Una comparación formal, esquemática y distorsionada entre las dos novelas de referencia nos conduce hacia la entropía de este volcán devastador. El club de la lucha, al principio, parece una novela dubitativa, incluso en el estilo del discurso, y gana aire a medida que el protagonista se convence a sí mismo del destino que quiere tomar. Cuando llega el desenlace, porque mister Tyler no resiste más la dualidad que lo divide, es precisamente cuando la historia reclamaría excrecencias purulentas y abscesos putrefactos vertiendo pus sobre el globo terráqueo.
Rant es mucho más ambiciosa: no duda, no se desvía, no deja aberturas en ningún segmento y menos aún en el desenlace. Rant es una novela única de un autor irrepetible, desde la primera letra. Cuando empecé a traducirla, a digerirla, me pareció absolutamente imposible que pudiera evolucionar hasta un universo coherente (además de opresivo, depresivo y agresivo), a partir de aquellos apuntes deshilachados y contradictorios de cualquier clase de pariente, amigo o conocido hablando de un personaje que, tendrá cojones, no dice nunca ni una palabra en primera persona.
Si El club de la lucha emana una voluntad de rebelión, aunque sea contra el absurdo y hacia el absurdo, en Rant nadie sospecha que pueda existir algo tan puro y enriquecedor como la rebelión. En Rant los hechos ya son, ya han sido y volverán a ser, y el ciclo de la historia es una mentira dantesca engendrada y contrahecha a base de voces pérfidas, agónicas y antagónicas, esencialmente egoístas. Como nuestro mundo de cada día, evidentemente.
Paradójicamente, el final de Rant fue lo que menos me cautivó: tenía las expectativas tan altas, que de algún modo me decepcionó un poco. Arriesgándome un poco más, diría que Chuck Palahniuk, el maestro Chuck, en El club de la lucha explora los límites del cosmos literario que está gestando, mientras que con Rant pretende alcanzar la novela total, por no decir definitiva, y vomita literalmente un vivero de monstruos íntimos y cercanos contra la sociedad que los crea: la nuestra, queridos lectores, la vuestra. No en vano el título, Rant, corresponde al sonido que efectúa alguien al vomitar reiteradamente, cuando hace rato que las palabras sobran. Ya sólo cabe añadir que todo esto es, claro está, una opinión subjetiva.

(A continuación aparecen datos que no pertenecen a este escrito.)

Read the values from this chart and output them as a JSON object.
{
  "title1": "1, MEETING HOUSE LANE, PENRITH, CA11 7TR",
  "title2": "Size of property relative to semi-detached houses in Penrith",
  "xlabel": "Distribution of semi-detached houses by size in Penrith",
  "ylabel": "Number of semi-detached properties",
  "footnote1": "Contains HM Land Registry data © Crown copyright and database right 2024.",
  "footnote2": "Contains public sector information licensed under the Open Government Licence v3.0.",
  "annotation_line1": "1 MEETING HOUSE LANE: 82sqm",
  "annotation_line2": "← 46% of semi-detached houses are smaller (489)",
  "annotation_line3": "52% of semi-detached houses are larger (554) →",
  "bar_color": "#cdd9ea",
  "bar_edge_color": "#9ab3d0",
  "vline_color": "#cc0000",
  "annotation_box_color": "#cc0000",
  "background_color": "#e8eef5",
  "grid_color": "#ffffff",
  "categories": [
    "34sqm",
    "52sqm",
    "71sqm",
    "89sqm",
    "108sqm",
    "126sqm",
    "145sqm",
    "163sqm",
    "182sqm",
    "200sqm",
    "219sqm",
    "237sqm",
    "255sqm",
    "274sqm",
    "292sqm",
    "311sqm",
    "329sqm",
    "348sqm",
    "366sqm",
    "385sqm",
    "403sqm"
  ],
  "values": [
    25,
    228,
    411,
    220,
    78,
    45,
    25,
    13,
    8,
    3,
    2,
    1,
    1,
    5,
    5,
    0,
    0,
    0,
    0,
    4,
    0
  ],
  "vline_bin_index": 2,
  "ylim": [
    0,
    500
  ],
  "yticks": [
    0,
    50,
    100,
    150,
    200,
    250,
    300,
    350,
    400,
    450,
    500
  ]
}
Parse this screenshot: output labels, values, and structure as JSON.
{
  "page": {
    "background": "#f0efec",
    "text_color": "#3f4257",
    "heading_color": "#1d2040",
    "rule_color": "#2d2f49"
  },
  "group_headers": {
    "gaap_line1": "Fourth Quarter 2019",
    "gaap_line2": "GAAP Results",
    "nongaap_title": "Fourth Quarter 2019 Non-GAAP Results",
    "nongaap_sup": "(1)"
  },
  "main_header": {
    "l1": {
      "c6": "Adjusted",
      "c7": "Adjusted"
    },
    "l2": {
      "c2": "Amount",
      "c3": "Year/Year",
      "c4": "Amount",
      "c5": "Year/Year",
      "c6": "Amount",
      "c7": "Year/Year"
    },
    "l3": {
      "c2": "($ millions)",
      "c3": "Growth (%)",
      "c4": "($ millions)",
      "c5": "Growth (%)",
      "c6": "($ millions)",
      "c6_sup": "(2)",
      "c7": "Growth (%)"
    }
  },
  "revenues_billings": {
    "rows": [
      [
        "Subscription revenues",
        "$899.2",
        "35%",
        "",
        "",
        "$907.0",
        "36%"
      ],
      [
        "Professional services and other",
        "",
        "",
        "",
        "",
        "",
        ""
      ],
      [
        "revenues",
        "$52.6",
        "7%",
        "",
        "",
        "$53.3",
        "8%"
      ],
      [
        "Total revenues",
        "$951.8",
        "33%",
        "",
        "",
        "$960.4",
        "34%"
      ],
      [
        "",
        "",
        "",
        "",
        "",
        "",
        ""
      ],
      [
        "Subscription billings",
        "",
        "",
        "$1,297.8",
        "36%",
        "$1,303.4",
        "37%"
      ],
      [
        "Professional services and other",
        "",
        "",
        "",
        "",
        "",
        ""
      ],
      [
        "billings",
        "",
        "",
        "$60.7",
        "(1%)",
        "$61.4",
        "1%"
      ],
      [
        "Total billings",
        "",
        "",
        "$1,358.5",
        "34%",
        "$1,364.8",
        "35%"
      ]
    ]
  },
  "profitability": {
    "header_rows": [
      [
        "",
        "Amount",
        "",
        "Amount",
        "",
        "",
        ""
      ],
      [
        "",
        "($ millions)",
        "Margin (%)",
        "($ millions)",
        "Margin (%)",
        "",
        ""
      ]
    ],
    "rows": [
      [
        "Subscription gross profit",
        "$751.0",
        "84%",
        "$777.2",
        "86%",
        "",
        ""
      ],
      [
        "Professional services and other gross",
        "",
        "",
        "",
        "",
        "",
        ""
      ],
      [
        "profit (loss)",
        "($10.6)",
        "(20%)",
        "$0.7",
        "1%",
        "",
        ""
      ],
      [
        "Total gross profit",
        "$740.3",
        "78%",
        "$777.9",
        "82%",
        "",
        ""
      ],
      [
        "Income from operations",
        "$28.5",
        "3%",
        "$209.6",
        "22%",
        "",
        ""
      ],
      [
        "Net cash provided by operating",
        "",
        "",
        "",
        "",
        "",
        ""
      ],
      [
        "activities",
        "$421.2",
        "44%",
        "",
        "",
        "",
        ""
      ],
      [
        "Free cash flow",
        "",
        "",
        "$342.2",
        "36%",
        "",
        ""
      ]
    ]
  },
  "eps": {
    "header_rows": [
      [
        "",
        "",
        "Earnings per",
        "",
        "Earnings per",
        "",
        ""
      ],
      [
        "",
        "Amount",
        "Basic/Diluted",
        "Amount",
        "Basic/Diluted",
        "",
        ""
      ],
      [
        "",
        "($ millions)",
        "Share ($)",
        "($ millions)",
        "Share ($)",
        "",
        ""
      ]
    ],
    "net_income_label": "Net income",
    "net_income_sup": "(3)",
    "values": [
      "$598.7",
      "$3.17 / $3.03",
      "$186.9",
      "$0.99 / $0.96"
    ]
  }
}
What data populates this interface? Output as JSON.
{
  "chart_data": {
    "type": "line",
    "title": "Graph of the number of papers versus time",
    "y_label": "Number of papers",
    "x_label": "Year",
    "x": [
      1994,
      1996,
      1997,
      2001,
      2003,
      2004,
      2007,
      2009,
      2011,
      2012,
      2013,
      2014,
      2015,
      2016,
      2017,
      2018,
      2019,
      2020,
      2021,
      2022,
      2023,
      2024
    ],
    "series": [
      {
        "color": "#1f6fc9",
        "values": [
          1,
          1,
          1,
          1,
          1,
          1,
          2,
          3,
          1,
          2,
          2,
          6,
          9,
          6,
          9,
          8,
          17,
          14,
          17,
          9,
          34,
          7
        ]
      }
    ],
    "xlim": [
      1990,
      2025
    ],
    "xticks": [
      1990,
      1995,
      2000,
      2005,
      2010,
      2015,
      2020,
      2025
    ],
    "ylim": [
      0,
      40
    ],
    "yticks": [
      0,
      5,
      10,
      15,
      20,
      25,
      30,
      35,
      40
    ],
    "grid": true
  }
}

La traducción de las criaturas
La traducción fue en ambos casos difícil, por no decir traumática. De entrada, porque el amigo Palahniuk gasta una voz que también altera el alma creativa del traductor y lo obliga a plantearse desde cero el mecanismo y las herramientas del oficio.
De El club de la lucha recuerdo que, junto a Anna Camps, mandamos una sarta de dudas que fueron rebotando por medio mundo: Londres, Kent, Edimburgo, Nueva York, Nueva Jersey e incluso Canadá. Reconozco que algunas descripciones, frases, ideas aún me pesan por imprecisas, ni que el conjunto se encontrara mucho más arriba. De Rant recuerdo, con piel de gallina, una sorpresa aterradora casi constante: un día me imaginaba el libro de un modo y al siguiente me parecía que el registro debía ser, a la fuerza, otro. Creo y espero, sin embargo, que al fin y al cabo resolvimos el enigma, a su vez literario y metaliterario.
Nada más, por ahora: larga vida a los autores que nos remueven por dentro, nos revolucionan y nos reclaman una visión lúcida y distinta del mundo, global e individual, real y literario.
Y gracias, evidentemente, por la oportunidad de compartir estas delicias en forma de letras.